On the other hand, at least some trucking-specific capital sources are doing the same as many banks – raising interest rates. “Normally we would price within a range of about 5 percent” between the lowest and highest rate, says Trebar’s Barrett, but “now we are quoting anywhere from 9.9 percent up to 18.5 percent.”

Backeberg says truck loan interest rates have risen substantially this fall. For those with the best credit, he says, many traditional sources have been quoting 12 percent to 13 percent.

Bargains are most likely to be found in the used-truck market. “Used truck prices are lower than they used to be,” says Eric Cook of Aurora, Colo.-based Peak Trucking Consultants. That’s partly due to repos flooding the market.

Don’t look for similar bargains on orders from original equipment manufacturers. “An OEM price war is highly unlikely,” says Eric Starks, president of FTR Associates, publisher of the North American Commercial Truck & Trailer Outlook. Truck makers are not “really worried too much about their market share” and are just trying to keep their margins stable.

Truck OEMs have expanded parts and service lines to accommodate what is already a year-and-a-half slowdown in truck sales, Thompson and Starks say. “They were hoping they would have turned around by now,” says Starks. Keeping to the same pattern of low inventory, overhead and sales won’t be too much of a problem for them, analysts suggest, which means little bargaining leverage for individual buyers.

ATBS Vice President Richard DeForest characterizes the credit availability situation for responsible operators as a “temporary problem. You’ll just have to plan to work a little better, or maybe work a little more” before the economy comes back up.

“Stay productive,” says Schneider’s Bethea. “You can’t go home if the freight’s out there, because you don’t know what might happen next week.”

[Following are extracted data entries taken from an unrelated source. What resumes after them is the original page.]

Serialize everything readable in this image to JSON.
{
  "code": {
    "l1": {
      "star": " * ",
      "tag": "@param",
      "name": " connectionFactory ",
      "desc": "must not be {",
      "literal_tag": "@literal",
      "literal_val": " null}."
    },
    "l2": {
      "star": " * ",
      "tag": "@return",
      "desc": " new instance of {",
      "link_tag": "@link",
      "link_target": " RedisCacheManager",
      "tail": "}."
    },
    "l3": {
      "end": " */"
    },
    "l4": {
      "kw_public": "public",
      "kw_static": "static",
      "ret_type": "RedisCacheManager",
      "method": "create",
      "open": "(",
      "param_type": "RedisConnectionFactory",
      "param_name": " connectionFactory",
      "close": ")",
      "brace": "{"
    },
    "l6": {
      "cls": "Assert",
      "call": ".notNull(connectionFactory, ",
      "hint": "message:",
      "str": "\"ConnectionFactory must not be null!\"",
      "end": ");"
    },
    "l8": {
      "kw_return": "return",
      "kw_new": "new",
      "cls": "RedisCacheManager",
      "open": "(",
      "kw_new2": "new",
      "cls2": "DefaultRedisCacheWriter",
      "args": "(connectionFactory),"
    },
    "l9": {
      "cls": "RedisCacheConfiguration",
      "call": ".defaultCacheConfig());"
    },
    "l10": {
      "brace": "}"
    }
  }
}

And when a bad turn happens, it’s not necessarily the wisest move to go deeper in debt just because you can qualify for a loan, as Kansas City, Mo.-based owner-operator Dave Smith knows. With nearly 900,000 miles on it since its last overhaul, Smith’s late-1990s Caterpillar 3406E went down in September due to a damaged cylinder. With a repair estimate of $7,000 to $9,000, and an uncertain market ahead making him reluctant to borrow money, he opted instead to flag for windmill blade haulers in a smaller truck and save for year’s end, when he’ll repair the engine.